Üsküdar Üniversitesi Sağlık Hizmetleri Meslek Yüksekokulu Çevre Sağlığı Programı Dr. Öğr. Üyesi Adiller, ısınma konusunda kullanılan yakıtın miktarı kadar kalitesinin de önemli bir diğer etken olduğunu, bu noktada kömür gibi katı yakıtlar kullanan kişilerin özellikle dikkatli olması gerektiğini vurguladı.

Düşük kaliteli yakıtlar tüketilmesinin, yüksek kükürt ve nem içeriği gibi özelliklerinden dolayı hem havayı daha çok kirletebildiğini hem de bacaların temizliğinin düzenli olarak yapılmamasıyla birlikte soba zehirlenmesi riskini artırarak yaşamları tehdit ettiğini aktaran Adiller, "Kışın soğuk havadan dolayı iç ortamın yeterli oranda havalandırılmaması da sağlık açısından önemli risk oluşturan diğer bir nokta. Yaz aylarında daha sık havalandırılan iç ortamlar, kış aylarında haklı sayılabilecek sebeplerden dolayı çok daha az havalandırılıyor ve iç ortamda, özellikle katı yakıtların kullanıldığı ortamlarda kirletici miktarları daha yüksek seviyelere çıkabiliyor. Bu noktada genel olarak kaliteli yakıt kullanmak, kombilerin bakımını ve özellikle soba bacalarının temizliğini yapmak kış aylarında çevresel hava kirliliğinin azaltılması açısından büyük önem arz ediyor. Bunun dışında iç ortamın havalandırılması da hanede yaşayanların sağlığı açısından diğer bir önemli tavsiye sayılabilir." ifadelerini kullandı.

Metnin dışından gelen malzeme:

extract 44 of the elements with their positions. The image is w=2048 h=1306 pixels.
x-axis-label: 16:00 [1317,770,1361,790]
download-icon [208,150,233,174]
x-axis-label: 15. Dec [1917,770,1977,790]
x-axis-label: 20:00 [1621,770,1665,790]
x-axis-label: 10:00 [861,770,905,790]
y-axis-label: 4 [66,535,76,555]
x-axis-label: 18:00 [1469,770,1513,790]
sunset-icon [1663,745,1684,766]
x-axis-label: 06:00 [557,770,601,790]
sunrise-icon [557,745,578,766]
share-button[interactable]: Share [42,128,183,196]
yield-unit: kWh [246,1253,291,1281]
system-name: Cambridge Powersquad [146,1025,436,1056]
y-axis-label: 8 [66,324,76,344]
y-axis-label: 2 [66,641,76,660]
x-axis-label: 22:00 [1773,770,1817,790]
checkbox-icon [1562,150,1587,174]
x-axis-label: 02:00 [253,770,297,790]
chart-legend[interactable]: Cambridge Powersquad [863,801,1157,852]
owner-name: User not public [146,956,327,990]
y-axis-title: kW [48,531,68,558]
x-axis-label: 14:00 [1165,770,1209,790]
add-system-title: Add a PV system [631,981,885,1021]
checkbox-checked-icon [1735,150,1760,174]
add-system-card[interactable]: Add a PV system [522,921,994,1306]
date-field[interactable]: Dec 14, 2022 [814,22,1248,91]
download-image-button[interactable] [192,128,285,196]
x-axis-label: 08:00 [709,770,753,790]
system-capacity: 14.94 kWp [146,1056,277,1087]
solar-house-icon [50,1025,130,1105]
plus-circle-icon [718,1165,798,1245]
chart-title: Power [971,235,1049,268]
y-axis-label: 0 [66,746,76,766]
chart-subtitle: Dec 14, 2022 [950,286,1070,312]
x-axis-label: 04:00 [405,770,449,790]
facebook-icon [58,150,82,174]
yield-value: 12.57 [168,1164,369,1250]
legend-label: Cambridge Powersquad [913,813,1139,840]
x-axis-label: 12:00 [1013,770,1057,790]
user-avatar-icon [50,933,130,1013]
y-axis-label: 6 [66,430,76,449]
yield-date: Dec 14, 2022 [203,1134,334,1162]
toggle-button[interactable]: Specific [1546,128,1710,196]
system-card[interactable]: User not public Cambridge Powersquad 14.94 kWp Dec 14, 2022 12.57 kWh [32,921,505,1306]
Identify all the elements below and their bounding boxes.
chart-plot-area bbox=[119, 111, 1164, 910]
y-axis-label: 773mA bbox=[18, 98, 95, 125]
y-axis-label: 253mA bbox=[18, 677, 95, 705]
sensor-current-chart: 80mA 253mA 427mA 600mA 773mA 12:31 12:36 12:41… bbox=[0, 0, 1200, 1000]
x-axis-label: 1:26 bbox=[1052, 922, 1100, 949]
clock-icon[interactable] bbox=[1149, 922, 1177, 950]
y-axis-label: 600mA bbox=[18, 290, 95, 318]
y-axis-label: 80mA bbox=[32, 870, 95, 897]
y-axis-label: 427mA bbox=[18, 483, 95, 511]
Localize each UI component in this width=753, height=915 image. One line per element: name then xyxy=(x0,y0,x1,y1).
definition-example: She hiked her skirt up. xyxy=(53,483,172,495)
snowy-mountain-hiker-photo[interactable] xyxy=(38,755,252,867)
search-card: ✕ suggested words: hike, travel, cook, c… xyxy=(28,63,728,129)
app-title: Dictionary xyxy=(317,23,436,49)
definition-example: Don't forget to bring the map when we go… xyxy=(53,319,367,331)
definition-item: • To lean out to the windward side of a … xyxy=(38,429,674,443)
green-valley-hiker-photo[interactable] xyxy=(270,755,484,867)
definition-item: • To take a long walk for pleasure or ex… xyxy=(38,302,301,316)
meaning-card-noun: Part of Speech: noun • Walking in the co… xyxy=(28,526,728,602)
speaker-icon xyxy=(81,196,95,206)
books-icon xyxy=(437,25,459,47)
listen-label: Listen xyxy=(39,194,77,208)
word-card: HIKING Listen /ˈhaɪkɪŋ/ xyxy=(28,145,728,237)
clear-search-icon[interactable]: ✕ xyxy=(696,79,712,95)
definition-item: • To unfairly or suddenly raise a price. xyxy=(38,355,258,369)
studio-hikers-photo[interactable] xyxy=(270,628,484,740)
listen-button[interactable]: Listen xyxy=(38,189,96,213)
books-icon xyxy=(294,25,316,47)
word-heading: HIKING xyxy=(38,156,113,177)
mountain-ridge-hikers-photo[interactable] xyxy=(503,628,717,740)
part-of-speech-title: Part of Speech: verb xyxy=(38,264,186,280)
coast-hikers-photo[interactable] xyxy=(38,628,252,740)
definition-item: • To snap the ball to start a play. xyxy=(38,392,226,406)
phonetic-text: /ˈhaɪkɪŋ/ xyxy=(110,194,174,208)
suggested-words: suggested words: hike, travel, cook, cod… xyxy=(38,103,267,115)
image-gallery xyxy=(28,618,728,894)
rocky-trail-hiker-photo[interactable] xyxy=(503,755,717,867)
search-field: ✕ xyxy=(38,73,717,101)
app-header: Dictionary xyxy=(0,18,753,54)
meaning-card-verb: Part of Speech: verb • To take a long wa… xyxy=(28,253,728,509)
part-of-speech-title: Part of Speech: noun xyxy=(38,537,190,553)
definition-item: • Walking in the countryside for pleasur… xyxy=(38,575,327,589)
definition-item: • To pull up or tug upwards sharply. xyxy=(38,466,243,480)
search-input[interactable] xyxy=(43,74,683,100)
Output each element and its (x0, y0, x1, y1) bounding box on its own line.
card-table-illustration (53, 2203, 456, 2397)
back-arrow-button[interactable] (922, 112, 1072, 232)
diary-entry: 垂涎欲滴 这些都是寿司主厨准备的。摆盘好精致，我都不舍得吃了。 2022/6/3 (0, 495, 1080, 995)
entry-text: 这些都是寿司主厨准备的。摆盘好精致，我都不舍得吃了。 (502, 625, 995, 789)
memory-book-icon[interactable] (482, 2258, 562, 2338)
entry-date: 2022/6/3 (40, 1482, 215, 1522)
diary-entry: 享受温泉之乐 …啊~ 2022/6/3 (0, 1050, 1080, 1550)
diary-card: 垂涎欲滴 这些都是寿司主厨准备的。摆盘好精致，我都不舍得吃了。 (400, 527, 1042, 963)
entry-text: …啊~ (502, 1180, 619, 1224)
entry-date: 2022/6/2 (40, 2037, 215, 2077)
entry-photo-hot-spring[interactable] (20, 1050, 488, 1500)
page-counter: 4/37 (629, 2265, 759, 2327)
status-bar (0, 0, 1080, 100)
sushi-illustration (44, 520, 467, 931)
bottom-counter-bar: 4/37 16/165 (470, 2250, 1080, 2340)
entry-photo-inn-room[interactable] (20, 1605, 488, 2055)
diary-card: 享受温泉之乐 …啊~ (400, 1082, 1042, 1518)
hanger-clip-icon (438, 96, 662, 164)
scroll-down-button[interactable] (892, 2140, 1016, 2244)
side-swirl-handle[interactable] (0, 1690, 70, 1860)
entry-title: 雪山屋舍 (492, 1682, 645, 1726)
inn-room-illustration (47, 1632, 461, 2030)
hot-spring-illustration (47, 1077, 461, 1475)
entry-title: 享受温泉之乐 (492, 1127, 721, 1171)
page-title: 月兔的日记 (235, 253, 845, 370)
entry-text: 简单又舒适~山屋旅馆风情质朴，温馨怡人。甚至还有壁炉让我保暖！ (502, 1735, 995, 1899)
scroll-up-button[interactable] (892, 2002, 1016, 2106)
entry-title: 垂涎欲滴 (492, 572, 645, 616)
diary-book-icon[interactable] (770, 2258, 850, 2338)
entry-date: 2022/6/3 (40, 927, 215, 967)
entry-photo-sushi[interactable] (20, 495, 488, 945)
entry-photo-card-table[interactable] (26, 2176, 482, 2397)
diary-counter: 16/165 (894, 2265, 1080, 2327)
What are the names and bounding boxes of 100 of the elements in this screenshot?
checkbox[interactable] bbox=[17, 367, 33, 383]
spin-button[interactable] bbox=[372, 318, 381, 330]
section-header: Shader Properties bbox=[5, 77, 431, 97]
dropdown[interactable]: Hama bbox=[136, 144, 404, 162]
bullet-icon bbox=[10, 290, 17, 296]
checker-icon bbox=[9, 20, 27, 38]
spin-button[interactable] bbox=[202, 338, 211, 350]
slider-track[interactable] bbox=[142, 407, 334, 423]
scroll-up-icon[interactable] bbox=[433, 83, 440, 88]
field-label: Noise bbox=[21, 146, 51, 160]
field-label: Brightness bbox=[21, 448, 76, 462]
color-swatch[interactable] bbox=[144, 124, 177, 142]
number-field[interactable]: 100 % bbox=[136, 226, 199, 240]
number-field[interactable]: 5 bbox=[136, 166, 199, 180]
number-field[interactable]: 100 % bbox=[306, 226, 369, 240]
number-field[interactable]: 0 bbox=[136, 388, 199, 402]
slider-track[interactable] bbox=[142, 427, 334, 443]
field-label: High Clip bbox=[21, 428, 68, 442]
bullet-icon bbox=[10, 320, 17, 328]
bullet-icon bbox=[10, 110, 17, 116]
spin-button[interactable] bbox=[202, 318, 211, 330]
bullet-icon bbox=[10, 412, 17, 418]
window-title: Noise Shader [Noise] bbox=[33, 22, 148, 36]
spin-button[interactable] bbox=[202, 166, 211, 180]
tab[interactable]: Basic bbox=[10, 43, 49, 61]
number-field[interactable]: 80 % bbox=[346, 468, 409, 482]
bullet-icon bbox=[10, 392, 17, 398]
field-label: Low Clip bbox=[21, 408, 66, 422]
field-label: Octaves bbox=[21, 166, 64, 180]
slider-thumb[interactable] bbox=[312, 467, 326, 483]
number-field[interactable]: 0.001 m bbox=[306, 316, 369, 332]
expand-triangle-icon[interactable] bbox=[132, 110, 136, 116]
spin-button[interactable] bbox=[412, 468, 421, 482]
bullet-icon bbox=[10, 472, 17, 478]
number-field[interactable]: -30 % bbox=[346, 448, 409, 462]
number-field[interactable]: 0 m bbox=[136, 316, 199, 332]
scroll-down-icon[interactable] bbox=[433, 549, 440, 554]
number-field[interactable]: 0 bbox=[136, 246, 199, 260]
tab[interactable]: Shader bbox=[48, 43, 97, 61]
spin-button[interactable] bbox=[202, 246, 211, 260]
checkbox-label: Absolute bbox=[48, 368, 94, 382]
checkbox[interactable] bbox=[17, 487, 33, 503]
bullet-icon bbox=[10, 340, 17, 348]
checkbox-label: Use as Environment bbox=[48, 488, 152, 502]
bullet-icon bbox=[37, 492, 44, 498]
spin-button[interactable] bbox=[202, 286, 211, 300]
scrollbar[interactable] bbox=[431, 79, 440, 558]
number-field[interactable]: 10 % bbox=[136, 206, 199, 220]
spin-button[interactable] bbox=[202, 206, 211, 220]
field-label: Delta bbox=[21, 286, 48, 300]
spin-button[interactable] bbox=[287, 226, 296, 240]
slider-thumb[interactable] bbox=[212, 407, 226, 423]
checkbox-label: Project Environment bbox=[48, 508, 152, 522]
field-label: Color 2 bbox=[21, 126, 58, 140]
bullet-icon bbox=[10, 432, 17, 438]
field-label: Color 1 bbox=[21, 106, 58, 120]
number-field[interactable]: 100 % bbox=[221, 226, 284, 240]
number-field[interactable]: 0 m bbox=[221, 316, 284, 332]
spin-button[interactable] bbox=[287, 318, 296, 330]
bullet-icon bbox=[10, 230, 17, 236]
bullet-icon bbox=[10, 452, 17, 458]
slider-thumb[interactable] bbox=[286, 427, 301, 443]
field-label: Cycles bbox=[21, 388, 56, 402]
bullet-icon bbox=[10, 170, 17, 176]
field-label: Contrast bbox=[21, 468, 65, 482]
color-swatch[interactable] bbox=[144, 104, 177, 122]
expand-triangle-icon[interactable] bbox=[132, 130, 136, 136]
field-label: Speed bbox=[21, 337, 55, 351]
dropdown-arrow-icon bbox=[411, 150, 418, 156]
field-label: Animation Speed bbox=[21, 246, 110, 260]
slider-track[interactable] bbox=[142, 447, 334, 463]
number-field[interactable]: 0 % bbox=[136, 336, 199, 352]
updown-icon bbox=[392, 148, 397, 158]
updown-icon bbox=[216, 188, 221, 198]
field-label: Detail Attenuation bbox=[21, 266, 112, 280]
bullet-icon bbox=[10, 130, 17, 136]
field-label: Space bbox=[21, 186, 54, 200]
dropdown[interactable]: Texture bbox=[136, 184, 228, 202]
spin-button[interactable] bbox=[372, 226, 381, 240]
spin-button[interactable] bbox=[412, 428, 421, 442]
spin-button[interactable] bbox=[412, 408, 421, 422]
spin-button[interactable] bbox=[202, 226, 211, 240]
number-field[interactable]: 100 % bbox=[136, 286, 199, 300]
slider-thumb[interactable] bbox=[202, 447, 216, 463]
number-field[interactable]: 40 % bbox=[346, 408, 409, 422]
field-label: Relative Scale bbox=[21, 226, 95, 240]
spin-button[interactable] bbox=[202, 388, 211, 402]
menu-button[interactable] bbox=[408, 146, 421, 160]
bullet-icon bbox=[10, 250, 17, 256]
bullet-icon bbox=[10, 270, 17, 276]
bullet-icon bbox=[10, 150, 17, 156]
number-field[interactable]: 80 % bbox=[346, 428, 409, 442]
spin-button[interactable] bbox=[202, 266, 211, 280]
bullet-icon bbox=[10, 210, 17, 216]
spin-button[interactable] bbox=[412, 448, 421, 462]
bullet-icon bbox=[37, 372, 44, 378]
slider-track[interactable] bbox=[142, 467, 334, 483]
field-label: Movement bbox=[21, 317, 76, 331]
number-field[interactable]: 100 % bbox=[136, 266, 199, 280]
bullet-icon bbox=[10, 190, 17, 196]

Adiller, bireysel olarak pek çok insanın çevresel konularda tam bilinçli hareket etmediğini belirterek, şu değerlendirmede bulundu:

"Belirli noktalarda zaruri olan ihtiyaçlarımız dışında genel ifadeyle tasarruf etmek, aslında en çevresel yaklaşımlardan biri olabilir. Isınma gibi zorunlu sayılabilecek durumların yanında kış aylarında soğuk ve yağışlı hava gibi kişisel konforu bozabilecek şartlardan kaçınmak için kişilerin bireysel araçlarını daha fazla kullanması durumu da egzozdan yayılan kirleticilerin miktarının artmasına yol açan bir diğer unsur. Bireysel olarak araba kullanmak yerine toplu taşıma tercih etmek, fazladan yanan ışığı söndürmek, enerji dostu elektrikli ürünler satın almak, günümüzdeki tüketim çılgınlığına kendini kaptırmadan işlevini sürdüren eşyaları kullanmaya devam etmek, kısacası herhangi bir konuda israftan kaçınmak aslında en çevreci yaklaşımlardandır.

Zaruri ihtiyaçlarımız dışında tükettiğimiz her türlü maddenin ya da kullandığımız eşyanın üretim süreçlerinde açığa çıkardıkları atıklardan dolayı havaya ve tüm çevresel unsurlara etkisi bulunuyor. Tek bir kişinin yarattığı etki dünya üzerinde yaşayan 8 milyara yakın insan olduğu düşünüldüğünde çok az gibi görünebilir. Ancak kitlelerin bireysel bakış açılarının değişmesi küresel olarak dünyanın gelecek nesillere daha iyi şartlarda bırakılmasına yardım edebilir."